In der Serie wird nicht nur die Therapeutin der Patientin helfen, sondern
auch die Patientin wird die Therapeutin zu ihren unverarbeiteten
Kindheitstraumata führen. Die Naivität ebenso wie die Intelligenz Meryems
wird in einer schauspielerischen Glanzleistung von Öykü Karayel in Szene
gesetzt.
Die kluge Meryem schafft es immer wieder, einigen Fragen der Therapeutin
auszuweichen. Und irgendwann fragt sie, wie lange man studieren müsse, um
Ärztin zu werden. Und stellt fest: „Du hast wirklich nicht umsonst
studiert. Du schaffst es, alles zurechtzubiegen und auf den Punkt zu
bringen.“
Bei der Thematisierung des kurdischen Konfliktes setzt Regisseur Oya zwei
kurdische Geschwister in ihrem Elternhaus in Szene. Wegen der Behandlung
ihres querschnittsgelähmten Bruders gehen Gülbin und Gülan aufeinander los.

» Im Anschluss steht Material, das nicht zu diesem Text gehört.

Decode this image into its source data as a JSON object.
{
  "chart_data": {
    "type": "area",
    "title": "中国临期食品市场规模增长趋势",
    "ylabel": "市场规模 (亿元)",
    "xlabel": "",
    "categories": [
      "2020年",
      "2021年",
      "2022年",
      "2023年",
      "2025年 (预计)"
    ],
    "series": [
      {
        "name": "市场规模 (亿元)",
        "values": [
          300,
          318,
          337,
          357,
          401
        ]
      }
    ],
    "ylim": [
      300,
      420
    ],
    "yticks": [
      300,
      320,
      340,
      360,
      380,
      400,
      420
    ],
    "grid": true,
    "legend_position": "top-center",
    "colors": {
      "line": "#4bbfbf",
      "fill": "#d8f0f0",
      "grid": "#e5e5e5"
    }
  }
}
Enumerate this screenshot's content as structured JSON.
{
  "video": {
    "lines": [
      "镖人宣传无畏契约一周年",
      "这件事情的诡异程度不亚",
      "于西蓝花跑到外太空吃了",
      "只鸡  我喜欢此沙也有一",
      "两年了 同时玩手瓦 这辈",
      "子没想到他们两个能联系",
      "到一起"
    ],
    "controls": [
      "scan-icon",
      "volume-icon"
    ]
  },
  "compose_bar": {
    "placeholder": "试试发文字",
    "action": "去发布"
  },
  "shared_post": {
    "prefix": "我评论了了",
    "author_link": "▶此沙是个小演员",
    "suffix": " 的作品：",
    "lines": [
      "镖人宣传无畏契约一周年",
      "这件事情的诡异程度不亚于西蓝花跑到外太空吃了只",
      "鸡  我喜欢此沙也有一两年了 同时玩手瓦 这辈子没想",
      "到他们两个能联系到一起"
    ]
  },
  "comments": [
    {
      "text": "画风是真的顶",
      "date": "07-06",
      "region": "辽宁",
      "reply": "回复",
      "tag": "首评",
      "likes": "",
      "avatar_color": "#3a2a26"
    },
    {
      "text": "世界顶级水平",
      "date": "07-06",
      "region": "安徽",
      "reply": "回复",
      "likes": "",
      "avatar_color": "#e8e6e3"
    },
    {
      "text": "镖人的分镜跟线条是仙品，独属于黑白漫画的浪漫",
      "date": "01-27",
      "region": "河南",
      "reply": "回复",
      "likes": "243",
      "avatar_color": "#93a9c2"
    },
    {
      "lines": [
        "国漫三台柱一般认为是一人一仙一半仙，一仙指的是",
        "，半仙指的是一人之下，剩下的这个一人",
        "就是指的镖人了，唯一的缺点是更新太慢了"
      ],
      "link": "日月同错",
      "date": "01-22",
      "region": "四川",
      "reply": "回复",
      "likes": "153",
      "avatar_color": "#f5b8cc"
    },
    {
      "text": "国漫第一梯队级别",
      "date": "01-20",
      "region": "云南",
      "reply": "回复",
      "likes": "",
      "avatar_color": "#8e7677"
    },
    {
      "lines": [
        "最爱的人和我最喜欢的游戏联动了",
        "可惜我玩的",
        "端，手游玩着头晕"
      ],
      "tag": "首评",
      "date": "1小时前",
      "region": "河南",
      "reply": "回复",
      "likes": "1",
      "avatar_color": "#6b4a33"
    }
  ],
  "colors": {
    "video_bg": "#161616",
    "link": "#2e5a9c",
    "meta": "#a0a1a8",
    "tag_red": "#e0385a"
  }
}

Beiläufig erfährt das Publikum von Vertreibung und Leid dieser kurdischen
Familie.
## Geh doch zur PKK!
Gülbin scheint mit der kurdischen Opposition zu sympathisieren, sodass ihre
Schwester sie anschreit: „Geh doch zu deinen Freunden in den Bergen!“
Andere Szenen legen nahe, dass Gülan, die einen teuren SUV fährt und
ständig demonstrativ irgendwelche Gebete murmelt, sich mit dem politischen
Regime arrangiert hat. Sie scheint in [2][das lukrative Islam-Business]
eingestiegen zu sein und hat mit irgendwelchen islamischen Stiftungs- und
Moscheeprojekten zu tun.
Der Publikumserfolg der Serie ist nicht zuletzt dem Umstand geschuldet,
dass die Charaktere nicht wie irreale Figuren wirken. Es sind Menschen aus
Fleisch und Blut, denen wir überall in Istanbul begegnen. Die Furore, die
die Serie entfacht hat, zeigt, dass die Leute sich in den Charakteren
wiedererkennen. Ebenso der Missmut, den sie bei manchen hervorruft, die
sich meinen, darin wiederzuerkennen, aber in ihrer Darstellung nach außen
selber sich ganz anders sehen.
Doch Didaktik und den erhobenen Zeigefinger wird man in „Bir Başkadır –
Acht Menschen in Istanbul“ vergebens suchen. Moralische Urteile sind dem
Drehbuchautor und Regisseur fremd. Stattdessen wird langsam erzählt. Und
man fragt sich am Ende: Ist das, was wir in der Türkei Gesellschaft nennen,
vor allem eine Ansammlung marginalisierter und von Traumata geplagter
Menschen? Tragikomische Figuren, die einfach nicht klarkommen mit den
gewaltigen politischen und kulturellen Umbrüchen in dem Konglomerat von
Orient und Okzident?
Vielleicht. Doch vielleicht gibt es noch einen Weg, miteinander ins
Gespräch zu kommen und die eigene Geschichte zu verarbeiten.
Mit Konzertauftritten des Sängers Ferdi Özbegen klingen die ersten Folgen
aus. Eine blasse Erinnerung an die „schönen, guten alten Zeiten“ der
siebziger und achtiger Jahre des vergangenen Jahrhunderts. Özbegen war ein
Phänomen. Seine Schnulzen gefielen sowohl den Binnenmigranten, die aus
Anatolien in die Stadt strömten, als auch den Eliten.
Dabei war er auch ein Marginalisierter. Sohn einer armenischen Mutter und
eines moslemischen Vertriebenen aus Kreta. Bevor er zu Ferdi wurde, wuchs
Ferdinand christlich auf. Ferdi Özbegen war schwul. Um sein Erbe dem Mann
zu vermachen, den er so sehr liebte, adoptierte er ihn.